Let $X$ be a set and $d$ be a function such that $d:X\times X\to \mathbb{R}$ such that it satisfies positivity, that is, $d(x,y)\geq 0$ and $d(x,y)=0 \iff x=y.$ Moreover suppose it satisfies symmetry property, that is, $d(x,y)=d(y,x).$ However it does not satisfy triangle inequality.
Obviously if triangle inequality was to be satisfied then this will make $(X,d)$ a metric space and subsequently every converging sequence will have a unique limit. Hence I am just curious if this property is taken away, can there still be examples such that every converging sequence has a unique limit with respect to this function $d$?

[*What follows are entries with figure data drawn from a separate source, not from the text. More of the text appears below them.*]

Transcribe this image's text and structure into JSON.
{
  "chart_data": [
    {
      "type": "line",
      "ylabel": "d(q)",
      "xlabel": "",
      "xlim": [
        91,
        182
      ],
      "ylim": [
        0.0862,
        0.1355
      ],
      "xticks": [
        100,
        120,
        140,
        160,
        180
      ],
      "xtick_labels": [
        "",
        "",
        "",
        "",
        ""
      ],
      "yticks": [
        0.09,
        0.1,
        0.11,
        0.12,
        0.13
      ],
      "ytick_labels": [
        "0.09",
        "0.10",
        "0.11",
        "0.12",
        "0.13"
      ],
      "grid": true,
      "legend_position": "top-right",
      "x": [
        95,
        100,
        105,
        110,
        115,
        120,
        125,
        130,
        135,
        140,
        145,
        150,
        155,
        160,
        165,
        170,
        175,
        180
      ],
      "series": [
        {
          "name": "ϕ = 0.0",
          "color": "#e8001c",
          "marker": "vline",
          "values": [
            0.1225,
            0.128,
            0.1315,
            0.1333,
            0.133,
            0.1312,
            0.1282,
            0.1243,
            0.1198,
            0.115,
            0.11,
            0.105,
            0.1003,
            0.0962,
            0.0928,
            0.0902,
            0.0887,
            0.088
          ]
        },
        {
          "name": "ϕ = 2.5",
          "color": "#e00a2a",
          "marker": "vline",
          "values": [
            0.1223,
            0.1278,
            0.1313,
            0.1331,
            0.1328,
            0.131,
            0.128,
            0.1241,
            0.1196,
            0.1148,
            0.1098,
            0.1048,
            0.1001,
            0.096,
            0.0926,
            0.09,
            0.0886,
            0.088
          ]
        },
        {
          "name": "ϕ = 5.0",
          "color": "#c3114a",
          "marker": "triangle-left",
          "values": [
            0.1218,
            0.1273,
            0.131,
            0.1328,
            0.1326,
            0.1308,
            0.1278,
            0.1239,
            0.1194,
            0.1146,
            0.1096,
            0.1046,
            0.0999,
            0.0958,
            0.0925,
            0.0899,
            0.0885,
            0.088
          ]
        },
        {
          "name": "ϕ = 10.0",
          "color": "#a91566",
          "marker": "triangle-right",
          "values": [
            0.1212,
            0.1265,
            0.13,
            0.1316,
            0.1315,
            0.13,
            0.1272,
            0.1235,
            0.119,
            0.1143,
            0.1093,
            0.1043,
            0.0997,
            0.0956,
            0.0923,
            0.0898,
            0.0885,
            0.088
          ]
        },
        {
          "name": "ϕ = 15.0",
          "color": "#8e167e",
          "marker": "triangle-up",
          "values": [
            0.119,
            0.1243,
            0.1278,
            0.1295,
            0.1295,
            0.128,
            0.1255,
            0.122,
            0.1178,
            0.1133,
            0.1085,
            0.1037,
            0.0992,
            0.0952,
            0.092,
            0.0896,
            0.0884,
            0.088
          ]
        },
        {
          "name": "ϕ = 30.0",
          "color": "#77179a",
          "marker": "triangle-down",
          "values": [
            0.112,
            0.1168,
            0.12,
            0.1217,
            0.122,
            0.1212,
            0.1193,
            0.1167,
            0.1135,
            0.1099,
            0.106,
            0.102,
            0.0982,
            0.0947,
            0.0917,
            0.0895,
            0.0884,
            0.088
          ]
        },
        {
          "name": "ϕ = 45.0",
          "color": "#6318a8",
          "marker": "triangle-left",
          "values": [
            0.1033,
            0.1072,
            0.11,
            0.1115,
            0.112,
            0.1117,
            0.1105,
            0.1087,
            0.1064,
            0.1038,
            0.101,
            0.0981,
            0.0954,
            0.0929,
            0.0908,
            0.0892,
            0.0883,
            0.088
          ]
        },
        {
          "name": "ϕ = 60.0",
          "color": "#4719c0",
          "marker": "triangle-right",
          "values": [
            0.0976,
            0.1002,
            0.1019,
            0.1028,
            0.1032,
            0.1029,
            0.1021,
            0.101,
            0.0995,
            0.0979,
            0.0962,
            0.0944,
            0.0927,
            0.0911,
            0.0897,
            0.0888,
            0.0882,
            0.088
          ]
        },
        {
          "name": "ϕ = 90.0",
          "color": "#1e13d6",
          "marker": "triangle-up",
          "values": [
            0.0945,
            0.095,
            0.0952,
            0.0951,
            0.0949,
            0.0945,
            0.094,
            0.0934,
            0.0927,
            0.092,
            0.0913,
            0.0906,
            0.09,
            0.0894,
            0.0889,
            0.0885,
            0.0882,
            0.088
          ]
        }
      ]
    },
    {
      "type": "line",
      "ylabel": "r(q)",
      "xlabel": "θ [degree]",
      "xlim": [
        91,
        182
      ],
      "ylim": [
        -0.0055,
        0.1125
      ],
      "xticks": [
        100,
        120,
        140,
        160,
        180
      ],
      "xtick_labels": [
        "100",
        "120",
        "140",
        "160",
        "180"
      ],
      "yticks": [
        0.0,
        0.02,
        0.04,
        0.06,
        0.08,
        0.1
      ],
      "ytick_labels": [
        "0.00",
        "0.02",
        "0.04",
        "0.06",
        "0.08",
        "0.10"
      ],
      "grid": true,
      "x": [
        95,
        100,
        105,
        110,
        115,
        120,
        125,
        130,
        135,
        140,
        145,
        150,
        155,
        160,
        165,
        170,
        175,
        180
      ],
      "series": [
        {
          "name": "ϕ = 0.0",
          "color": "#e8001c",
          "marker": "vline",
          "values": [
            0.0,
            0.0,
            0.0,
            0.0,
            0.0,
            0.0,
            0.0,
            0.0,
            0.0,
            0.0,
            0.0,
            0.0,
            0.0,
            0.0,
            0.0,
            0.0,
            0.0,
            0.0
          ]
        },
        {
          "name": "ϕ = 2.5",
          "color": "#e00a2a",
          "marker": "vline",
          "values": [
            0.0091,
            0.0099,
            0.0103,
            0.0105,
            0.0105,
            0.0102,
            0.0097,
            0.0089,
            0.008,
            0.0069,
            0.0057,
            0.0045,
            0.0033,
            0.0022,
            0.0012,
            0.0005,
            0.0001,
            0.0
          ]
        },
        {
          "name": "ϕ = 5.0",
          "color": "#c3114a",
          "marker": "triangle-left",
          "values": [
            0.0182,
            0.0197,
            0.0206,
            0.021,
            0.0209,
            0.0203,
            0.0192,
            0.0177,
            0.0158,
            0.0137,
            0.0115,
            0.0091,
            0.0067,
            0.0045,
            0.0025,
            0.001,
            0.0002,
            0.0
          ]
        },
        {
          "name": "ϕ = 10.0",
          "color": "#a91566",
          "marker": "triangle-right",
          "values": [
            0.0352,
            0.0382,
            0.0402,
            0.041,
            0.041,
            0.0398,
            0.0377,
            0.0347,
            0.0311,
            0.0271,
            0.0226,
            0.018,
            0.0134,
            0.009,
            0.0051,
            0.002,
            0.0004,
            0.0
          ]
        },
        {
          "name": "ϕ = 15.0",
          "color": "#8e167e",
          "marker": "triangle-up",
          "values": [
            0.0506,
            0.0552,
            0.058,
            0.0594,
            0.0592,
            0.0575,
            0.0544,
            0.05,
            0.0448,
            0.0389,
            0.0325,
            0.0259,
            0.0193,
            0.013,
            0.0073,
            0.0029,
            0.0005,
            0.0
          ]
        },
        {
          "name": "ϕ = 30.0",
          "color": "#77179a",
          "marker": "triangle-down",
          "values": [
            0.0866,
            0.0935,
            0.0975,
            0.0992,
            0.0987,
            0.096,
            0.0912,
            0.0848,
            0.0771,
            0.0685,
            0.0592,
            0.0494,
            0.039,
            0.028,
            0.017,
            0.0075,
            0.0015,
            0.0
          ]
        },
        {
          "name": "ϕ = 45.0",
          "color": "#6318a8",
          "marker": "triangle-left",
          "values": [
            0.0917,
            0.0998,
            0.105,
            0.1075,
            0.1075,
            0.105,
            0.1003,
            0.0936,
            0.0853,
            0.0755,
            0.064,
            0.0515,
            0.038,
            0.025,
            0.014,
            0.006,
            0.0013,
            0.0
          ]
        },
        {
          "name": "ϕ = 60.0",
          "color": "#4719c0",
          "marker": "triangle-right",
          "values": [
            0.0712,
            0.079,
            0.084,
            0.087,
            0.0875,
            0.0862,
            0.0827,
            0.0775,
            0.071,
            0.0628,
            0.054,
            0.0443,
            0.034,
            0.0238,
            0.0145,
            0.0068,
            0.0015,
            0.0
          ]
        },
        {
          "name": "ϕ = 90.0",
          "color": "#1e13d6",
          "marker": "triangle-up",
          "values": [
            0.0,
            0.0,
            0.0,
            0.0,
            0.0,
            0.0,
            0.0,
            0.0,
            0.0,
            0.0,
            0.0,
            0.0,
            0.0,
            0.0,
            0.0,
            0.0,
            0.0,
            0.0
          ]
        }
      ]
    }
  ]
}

I hope I explained my question sufficiently clear, many thanks in advance!
Best Answer
Let $d(x,y) = (x-y)^2$ on $\Bbb R$, which satisfies the first two axioms but not the triangle inequality, because: $$d(0,2)=4\not≤2=d(0,1)+d(1,2)$$ however limits are still unique, in fact you have the same limits as the usual metric $d(x,y)=|x-y|$, since $(x_n-y)^2\to0$ iff $|x_n-y|\to0$ (continuity of the root on positive numbers).
There exist "metrics" failing the triangle inequality without unique limits:
Let $$d(x,y)=\begin{cases}0 & x=y \\ \frac1{|xy|} &x\neq y\end{cases}$$ on $\Bbb N$, then you have that any unbounded sequence $x_n$ converges to any integer.